Molecular characteristics and stable carbon isotope compositions of dicarboxylic acids and related compounds in wintertime aerosols of Northwest China

Dicarboxylic acids are one of the important water-soluble organic compounds in atmospheric aerosols, causing adverse effects to both climate and human health. More attention has therefore been paid to organic acids in aerosols. In this study, the molecular distribution and diurnal variations of wintertime dicarboxylic acids in a rural site of Guanzhong Plain, Northwest China, were explored. Oxalic acid (C(2), day: 438.9 ± 346.8 ng m(−3), night: 398.8 ± 392.3 ng m(−3)) is the most abundant compound followed by methylglyoxal (mGly, day: 207.8 ± 281.1 ng m(−3), night: 222.9 ± 231.0 ng m(−3)) and azelaic (C(9), day: 212.8 ± 269.1 ng m(−3), night: 211.4 ± 136.7 ng m(−3)) acid.
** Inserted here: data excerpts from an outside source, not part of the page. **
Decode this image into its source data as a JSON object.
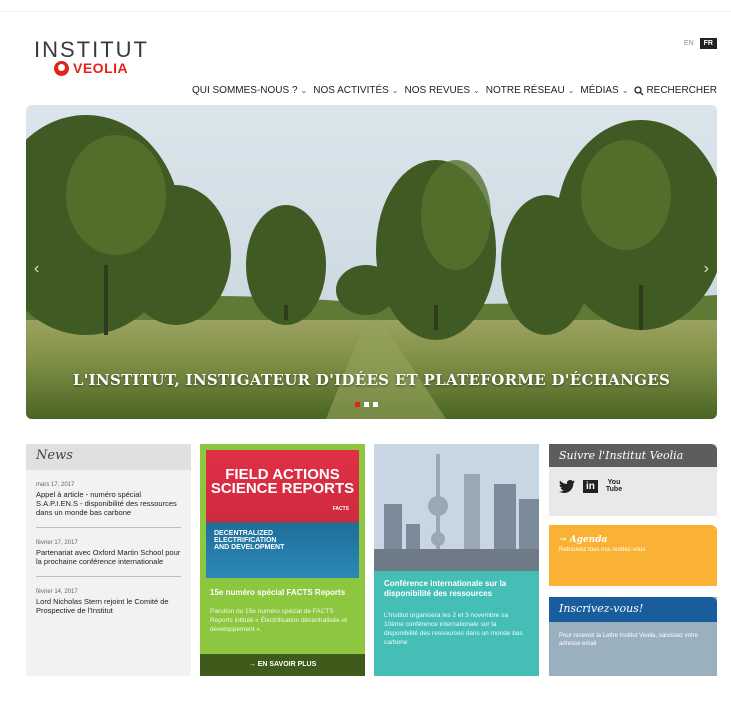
{
  "header": {
    "logo_line1": "INSTITUT",
    "logo_line2": "VEOLIA",
    "lang": [
      "EN",
      "FR"
    ],
    "nav": [
      {
        "label": "QUI SOMMES-NOUS ?",
        "chevron": "chevron-down-icon"
      },
      {
        "label": "NOS ACTIVITÉS",
        "chevron": "chevron-down-icon"
      },
      {
        "label": "NOS REVUES",
        "chevron": "chevron-down-icon"
      },
      {
        "label": "NOTRE RÉSEAU",
        "chevron": "chevron-down-icon"
      },
      {
        "label": "MÉDIAS",
        "chevron": "chevron-down-icon"
      }
    ],
    "search_label": "RECHERCHER",
    "search_icon": "search-icon"
  },
  "hero": {
    "caption": "L'INSTITUT, INSTIGATEUR D'IDÉES ET PLATEFORME D'ÉCHANGES",
    "prev_glyph": "‹",
    "next_glyph": "›",
    "slides_count": 3,
    "active_slide": 1
  },
  "news": {
    "title": "News",
    "items": [
      {
        "date": "mars 17, 2017",
        "title": "Appel à article - numéro spécial S.A.P.I.EN.S - disponibilité des ressources dans un monde bas carbone"
      },
      {
        "date": "février 17, 2017",
        "title": "Partenariat avec Oxford Martin School pour la prochaine conférence internationale"
      },
      {
        "date": "février 14, 2017",
        "title": "Lord Nicholas Stern rejoint le Comité de Prospective de l'Institut"
      }
    ]
  },
  "card_facts": {
    "cover_title": "FIELD ACTIONS\nSCIENCE REPORTS",
    "cover_badge": "FACTS",
    "cover_subtitle": "DECENTRALIZED\nELECTRIFICATION\nAND DEVELOPMENT",
    "title": "15e numéro spécial FACTS Reports",
    "text": "Parution du 15e numéro spécial de FACTS Reports intitulé « Électrification décentralisée et développement ».",
    "more": "→ EN SAVOIR PLUS"
  },
  "card_conf": {
    "title": "Conférence internationale sur la disponibilité des ressources",
    "text": "L'Institut organisera les 2 et 3 novembre sa 10ème conférence internationale sur la disponibilité des ressources dans un monde bas carbone"
  },
  "follow": {
    "title": "Suivre l'Institut Veolia",
    "icons": [
      "twitter-icon",
      "linkedin-icon",
      "youtube-icon"
    ],
    "linkedin_text": "in",
    "youtube_text": "You\nTube"
  },
  "agenda": {
    "title": "→ Agenda",
    "text": "Retrouvez tous nos rendez-vous"
  },
  "subscribe": {
    "title": "Inscrivez-vous!",
    "text": "Pour recevoir la Lettre Institut Veolia, saisissez votre adresse email"
  },
  "colors": {
    "brand_red": "#e2231a",
    "green": "#8dc63f",
    "teal": "#45bfb6",
    "orange": "#f9b233",
    "blue": "#1a5d9c"
  }
}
The ratios of C(9)/C(6) and C(9)/Ph indicating that atmospheric dicarboxylic acids in winter in the region mainly come from biomass burning. Furthermore, secondary inorganic ions (NO(3)(−), SO(4)(2−), and NH(4)(+)), relative humidity, liquid water content, and in-situ pH of aerosols are highly linearly correlated with C(2), suggesting that liquid phase oxidation is an important pathway for the formation of dicarboxylic acids. The δ(13)C analysis of C(2) suggested that lighter carbon isotope compositions tend to be oxidized to form aqueous-phase secondary organic aerosols (aqSOA), leading to the decay of (13)C in aqSOA products rather than aerosol aging. This study provides a theoretical basis for the mechanism of formation of dicarboxylic acid.